During the Kyle Rittenhouse trial, there was one phrase that we heard often: self-defense. In August last year, the then-17-year-old shot three men, killing two and seriously injuring another at a Black Lives Matter protest in Wisconsin. He had driven across state lines to attend the protest and claimed in his testimony earlier this month that he did so to protect private property and provide first aid.
"Self-defense" means different things to different people, but Wisconsin law defines it as a "person privileged to threaten or intentionally use force against another for the purpose of preventing or terminating what the person reasonably believes to be an unlawful interference with his or her person by such other person."

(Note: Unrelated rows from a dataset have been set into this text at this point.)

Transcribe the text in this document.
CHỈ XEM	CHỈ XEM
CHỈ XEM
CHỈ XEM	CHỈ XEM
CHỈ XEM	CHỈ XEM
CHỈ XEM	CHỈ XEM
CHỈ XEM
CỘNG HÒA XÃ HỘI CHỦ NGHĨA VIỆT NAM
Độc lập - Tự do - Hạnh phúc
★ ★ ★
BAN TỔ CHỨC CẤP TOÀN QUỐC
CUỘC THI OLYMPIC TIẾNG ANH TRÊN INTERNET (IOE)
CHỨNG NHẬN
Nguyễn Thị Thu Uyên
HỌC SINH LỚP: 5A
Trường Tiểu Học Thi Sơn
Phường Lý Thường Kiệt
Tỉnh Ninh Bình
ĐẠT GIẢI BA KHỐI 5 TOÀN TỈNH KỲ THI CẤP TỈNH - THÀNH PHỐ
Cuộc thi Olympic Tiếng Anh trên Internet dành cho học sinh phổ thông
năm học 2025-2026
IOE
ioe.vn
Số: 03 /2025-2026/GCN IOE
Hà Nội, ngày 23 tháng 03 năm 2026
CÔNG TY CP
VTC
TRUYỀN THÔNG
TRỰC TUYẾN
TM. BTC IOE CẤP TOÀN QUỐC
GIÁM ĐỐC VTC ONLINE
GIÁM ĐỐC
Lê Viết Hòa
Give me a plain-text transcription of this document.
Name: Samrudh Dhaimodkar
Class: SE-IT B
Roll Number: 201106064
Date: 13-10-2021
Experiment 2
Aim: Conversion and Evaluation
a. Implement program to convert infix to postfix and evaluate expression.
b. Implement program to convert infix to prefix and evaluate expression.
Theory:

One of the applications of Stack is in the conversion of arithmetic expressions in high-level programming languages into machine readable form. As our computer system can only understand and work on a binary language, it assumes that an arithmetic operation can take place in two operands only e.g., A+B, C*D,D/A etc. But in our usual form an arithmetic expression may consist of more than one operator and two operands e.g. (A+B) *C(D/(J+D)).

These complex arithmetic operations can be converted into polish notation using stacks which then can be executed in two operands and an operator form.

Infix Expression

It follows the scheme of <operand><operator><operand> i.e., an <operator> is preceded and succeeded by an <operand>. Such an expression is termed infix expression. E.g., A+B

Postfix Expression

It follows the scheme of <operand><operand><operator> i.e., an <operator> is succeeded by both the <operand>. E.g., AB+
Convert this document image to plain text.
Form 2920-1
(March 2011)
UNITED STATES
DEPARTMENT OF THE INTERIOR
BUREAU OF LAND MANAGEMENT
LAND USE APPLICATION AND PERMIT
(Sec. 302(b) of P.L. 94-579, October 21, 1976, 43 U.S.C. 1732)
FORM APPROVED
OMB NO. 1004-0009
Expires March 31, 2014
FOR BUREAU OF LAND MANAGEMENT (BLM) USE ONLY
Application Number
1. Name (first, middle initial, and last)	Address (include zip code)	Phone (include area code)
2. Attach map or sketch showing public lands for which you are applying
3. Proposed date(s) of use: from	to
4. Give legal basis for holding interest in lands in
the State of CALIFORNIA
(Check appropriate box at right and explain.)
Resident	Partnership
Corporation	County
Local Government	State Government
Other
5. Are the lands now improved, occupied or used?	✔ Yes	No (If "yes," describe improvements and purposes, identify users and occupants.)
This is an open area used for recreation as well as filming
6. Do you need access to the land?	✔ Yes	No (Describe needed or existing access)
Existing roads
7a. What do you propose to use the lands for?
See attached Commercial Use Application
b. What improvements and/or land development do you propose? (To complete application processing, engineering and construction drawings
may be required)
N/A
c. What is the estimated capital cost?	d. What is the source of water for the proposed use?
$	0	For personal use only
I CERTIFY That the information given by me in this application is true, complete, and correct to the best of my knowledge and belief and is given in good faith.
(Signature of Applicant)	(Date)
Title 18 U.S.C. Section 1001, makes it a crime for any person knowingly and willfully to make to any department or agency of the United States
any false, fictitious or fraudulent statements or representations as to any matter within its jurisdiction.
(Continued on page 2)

To break down some of this legal jargon, NBCLX spoke with Cecelia Klingele, an associate professor at the University of Wisconsin's Law School.
"In Wisconsin, you are allowed to use self-defense in a case involving lethal force, so long as you reasonably believe that you, yourself, are in imminent danger of death or great bodily harm and that the force you're using is necessary to protect yourself," Klingele said.
In certain states, defendants aren't allowed to claim self-defense if they caused the incident or if they were acting illegally at the time. That's not the case in Wisconsin.
For this trial in particular, the jury had to answer one question: Had Rittenhouse exhausted every other reasonable means to escape from or otherwise avoid death or great bodily harm?
The jury believed the answer was yes.
"What the jury was doing is not looking at the context of the night as a whole, which is what most ordinary people do. The jury was asked to look at those immediate moments just before the use of force in every single instance and say in those moments, 'Did he believe himself to be in immediate danger of death or serious harm?'" Klingele said. "If the answer was yes, and they didn't see an easy and obvious alternative to the use of force, then in that case they would have to acquit."
That puts the burden on the prosecution to prove that this wasn't a case of self-defense. But it's hard to prove a negative.
As Kami Chavis, former assistant U.S. attorney for Washington, D.C., explained it, "When a defendant raises a claim of self-defense, the burden shifts to the prosecution to disprove that. ... So it's just really a matter of whether the jury, looking at the surrounding circumstances, would credit [Rittenhouse's] testimony, and they did."
It's difficult to determine whether the verdict would've gone differently if this happened in a "stand your ground" state, such as Georgia, where the jury are currently deliberating in the trial of the three men accused of murdering Ahmaud Arbery while he was out for a run in his neighborhood. Travis McMichael, his father, Gregory McMichael, and neighbor William Bryan are arguing self-defense because they claim Arbery tried to get control of a shotgun one of them was carrying.
Georgia's "stand your ground" law allows people to use deadly force to defend themselves, other people or property if they believe such force is necessary. There is no obligation for anyone to retreat or attempt to flee, like in Wisconsin.
"It's my opinion that we should work to repeal stand your ground statutes primarily because they do not encourage deescalation. In fact, they encourage these situations to escalate," Chavis said. "We'll see more deadly force, more loss of life under these statutes."
The verdict of the Rittenhouse trial is divisive, to say the least. But its potential for setting precedence regarding self-defense is arguably its biggest takeaway.
"[This case] really brings to the fore the difficulty of applying established law of self-defense in a context in which people are increasingly able to openly carry firearms in public places," Klingele said. "So it may well have effects on the way we shape law in the future."